The North of the South: The Natural World and the National Imaginary in the Literature of the Upper South (Mercer University Lamar Memorial Lectures) (Paperback)
Over the past generation the Deep South has become the primary focus, and the plantation the predominant site, in southern literary studies. These developments followed academic interest first in postcolonial studies and more recently in globalization studies and conceptions of the Global South.With The North of the South Barbara Ladd turns her attention to the Upper South, exploring the fluidity of regional boundaries in this part of the world. In so doing she argues for greater attention to the impact of its distinctive ecosystems on its literature and points out the complex ways the Upper South's cultural and natural histories are foundational for our national imaginary.
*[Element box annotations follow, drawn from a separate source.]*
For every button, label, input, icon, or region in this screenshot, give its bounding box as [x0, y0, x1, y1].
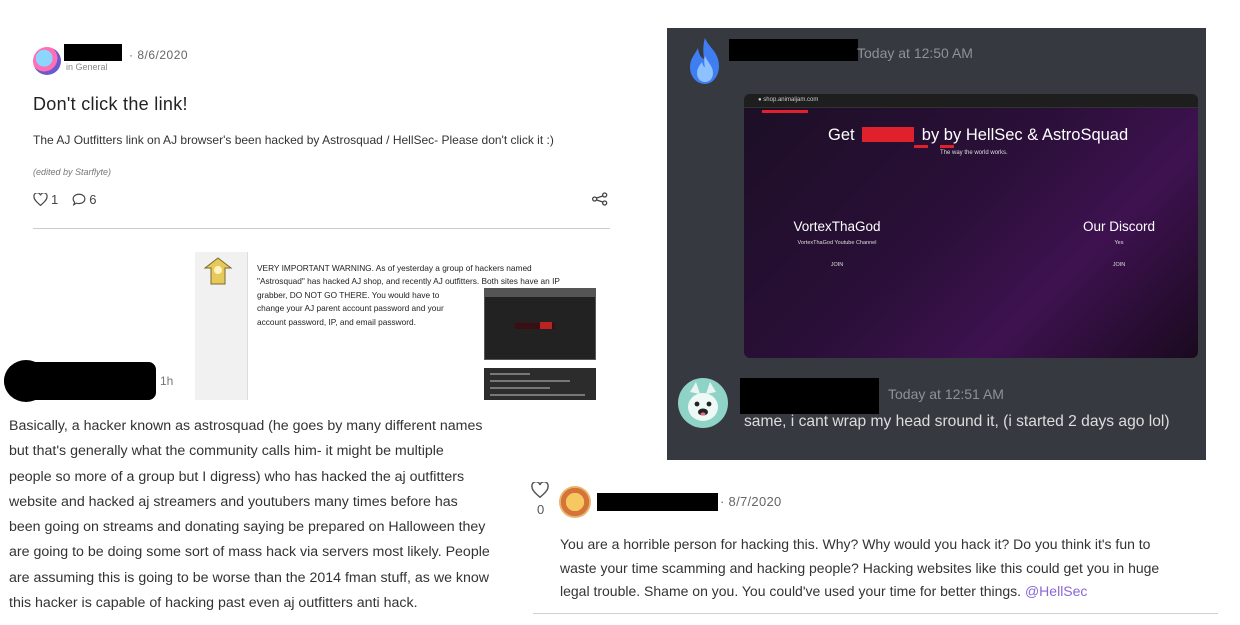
site-card-youtube: VortexThaGod VortexThaGod Youtube Channe… [762, 219, 912, 268]
post-stats: 1 6 [33, 192, 96, 207]
attached-screenshot[interactable]: ● shop.animaljam.com Get by by HellSec &… [744, 94, 1198, 358]
like-count: 0 [537, 502, 545, 517]
nested-screenshot-chat [484, 368, 596, 400]
divider [533, 613, 1218, 614]
redacted-username [597, 493, 718, 511]
site-card-discord: Our Discord Yes JOIN [1044, 219, 1194, 268]
comment-time: 1h [160, 374, 174, 388]
comment-line: website and hacked aj streamers and yout… [9, 493, 458, 510]
headline-end: by by HellSec & AstroSquad [921, 126, 1129, 144]
card-title: VortexThaGod [793, 219, 881, 234]
comment-line: are going to be doing some sort of mass … [9, 544, 490, 561]
warning-line: change your AJ parent account password a… [257, 303, 444, 314]
nested-screenshot [484, 288, 596, 360]
message-timestamp: Today at 12:50 AM [857, 45, 973, 61]
card-subtitle: VortexThaGod Youtube Channel [797, 240, 877, 246]
redacted-username [729, 39, 858, 61]
discord-chat: Today at 12:50 AM ● shop.animaljam.com G… [667, 28, 1206, 460]
card-title: Our Discord [1082, 219, 1155, 234]
emblem-icon [203, 257, 233, 285]
comment-line: are assuming this is going to be worse t… [9, 569, 490, 586]
lock-icon: ● [758, 97, 762, 103]
join-button[interactable]: JOIN [762, 262, 912, 268]
comment-line: but that's generally what the community … [9, 443, 444, 460]
comment-date: · 8/7/2020 [720, 494, 782, 509]
site-subtitle: The way the world works. [940, 150, 1008, 156]
comment-line: Basically, a hacker known as astrosquad … [9, 418, 483, 434]
comment-button[interactable]: 6 [72, 192, 96, 207]
comment-line: legal trouble. Shame on you. You could'v… [560, 583, 1022, 599]
avatar[interactable] [33, 47, 61, 75]
card-subtitle: Yes [1114, 240, 1124, 246]
comment-body: You are a horrible person for hacking th… [560, 533, 1220, 604]
share-icon[interactable] [592, 192, 608, 206]
post-title[interactable]: Don't click the link! [33, 94, 188, 115]
warning-line: grabber, DO NOT GO THERE. You would have… [257, 289, 440, 300]
chat-message: same, i cant wrap my head sround it, (i … [744, 413, 1170, 430]
avatar[interactable] [678, 378, 728, 428]
warning-text: VERY IMPORTANT WARNING. As of yesterday … [257, 262, 560, 329]
like-button[interactable]: 1 [33, 192, 58, 207]
redacted-username [4, 362, 156, 400]
divider [33, 228, 610, 229]
message-timestamp: Today at 12:51 AM [888, 386, 1004, 402]
scribble-mark [762, 110, 808, 113]
warning-line: account password, IP, and email password… [257, 316, 416, 327]
comment-line: this hacker is capable of hacking past e… [9, 595, 418, 612]
post-category[interactable]: in General [66, 62, 108, 72]
wolf-avatar-icon [688, 382, 718, 421]
edited-note: (edited by Starflyte) [33, 167, 112, 177]
site-headline: Get by by HellSec & AstroSquad [828, 126, 1128, 145]
heart-icon [33, 193, 48, 206]
comment-line: waste your time scamming and hacking peo… [560, 559, 1160, 576]
comment-icon [72, 193, 86, 206]
url-text: shop.animaljam.com [763, 97, 819, 103]
post-date: · 8/6/2020 [129, 48, 189, 62]
underline-mark [940, 145, 954, 148]
comment-line-last: legal trouble. Shame on you. You could'v… [560, 580, 1220, 604]
warning-line: "Astrosquad" has hacked AJ shop, and rec… [257, 276, 560, 287]
headline-start: Get [828, 126, 855, 144]
mention-link[interactable]: @HellSec [1025, 583, 1087, 599]
avatar[interactable] [559, 486, 591, 518]
join-button[interactable]: JOIN [1044, 262, 1194, 268]
comment-line: been going on streams and donating sayin… [9, 519, 486, 536]
warning-line: VERY IMPORTANT WARNING. As of yesterday … [257, 263, 532, 273]
comment-line: You are a horrible person for hacking th… [560, 536, 1151, 552]
red-scribble [862, 127, 915, 142]
post-body: The AJ Outfitters link on AJ browser's b… [33, 133, 554, 147]
forum-post: · 8/6/2020 in General Don't click the li… [0, 0, 640, 240]
comment-count: 6 [89, 192, 97, 207]
redacted-username [64, 44, 122, 61]
flame-avatar-icon[interactable] [685, 36, 725, 86]
heart-icon[interactable] [531, 482, 549, 498]
like-count: 1 [51, 192, 59, 207]
comment-body: Basically, a hacker known as astrosquad … [9, 414, 529, 616]
comment-line: people so more of a group but I digress)… [9, 468, 465, 485]
underline-mark [914, 145, 928, 148]
url-bar: ● shop.animaljam.com [744, 94, 1198, 108]
warning-screenshot: VERY IMPORTANT WARNING. As of yesterday … [195, 252, 605, 400]
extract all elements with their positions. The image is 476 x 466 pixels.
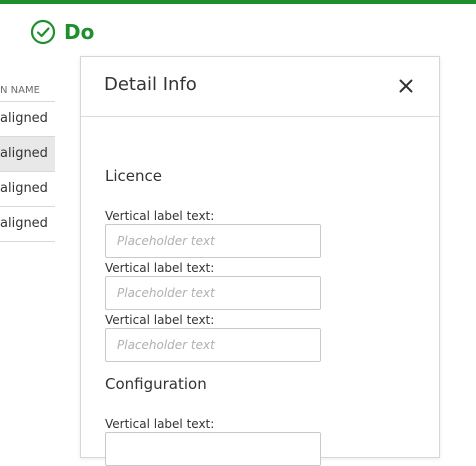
close-icon: [399, 79, 413, 93]
table-column-header[interactable]: N NAME: [0, 80, 55, 102]
detail-info-panel: Detail Info Licence Vertical label text:…: [80, 56, 440, 466]
section-title-licence: Licence: [105, 167, 162, 185]
field-label: Vertical label text:: [105, 313, 215, 327]
table-row[interactable]: aligned: [0, 102, 55, 137]
panel-title: Detail Info: [104, 74, 197, 95]
table-row[interactable]: aligned: [0, 172, 55, 207]
close-button[interactable]: [393, 73, 419, 99]
background-table: N NAME aligned aligned aligned aligned: [0, 80, 55, 242]
top-accent-bar: [0, 0, 476, 4]
field-label: Vertical label text:: [105, 261, 215, 275]
panel-header: Detail Info: [81, 57, 439, 117]
table-row-selected[interactable]: aligned: [0, 137, 55, 172]
configuration-input-1[interactable]: [105, 432, 321, 466]
brand: Do: [30, 19, 94, 45]
licence-input-1[interactable]: [105, 224, 321, 258]
licence-input-2[interactable]: [105, 276, 321, 310]
table-row[interactable]: aligned: [0, 207, 55, 242]
section-title-configuration: Configuration: [105, 375, 207, 393]
field-label: Vertical label text:: [105, 417, 215, 431]
licence-input-3[interactable]: [105, 328, 321, 362]
brand-name: Do: [64, 20, 95, 44]
field-label: Vertical label text:: [105, 209, 215, 223]
check-circle-icon: [30, 19, 56, 45]
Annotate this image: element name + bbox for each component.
Surprisingly, it is Edgar Allan Poe who anchors this study. No longer American literary nationalism's most famous misfit, here he is shown to be remarkably attentive to both the natural and the nationalizing world around him, to have engaged deeply and critically with the environmental and the nationalist vision of Thomas Jefferson. Poe left a legacy of national melancholy around questions of American origins and possible futures discernible in the Souths of Elizabeth Madox Roberts, Cormac McCarthy, and Toni Morrison. In her examination of these cultural aspects of the Upper South, Ladd plumbs the depths of Poe's influence on southern literary studies.
BARBARA LADD is professor of English at Emory University. She is the author of Resisting History: Gender, Modernity, and Authorship in William Faulkner, Zora Neale Hurston, and Eudora Welty and Nationalism and the Color Line in George W. Cable, Mark Twain, and William Faulkner. She is coeditor of The Oxford Handbook of the Literature of the U.S. South.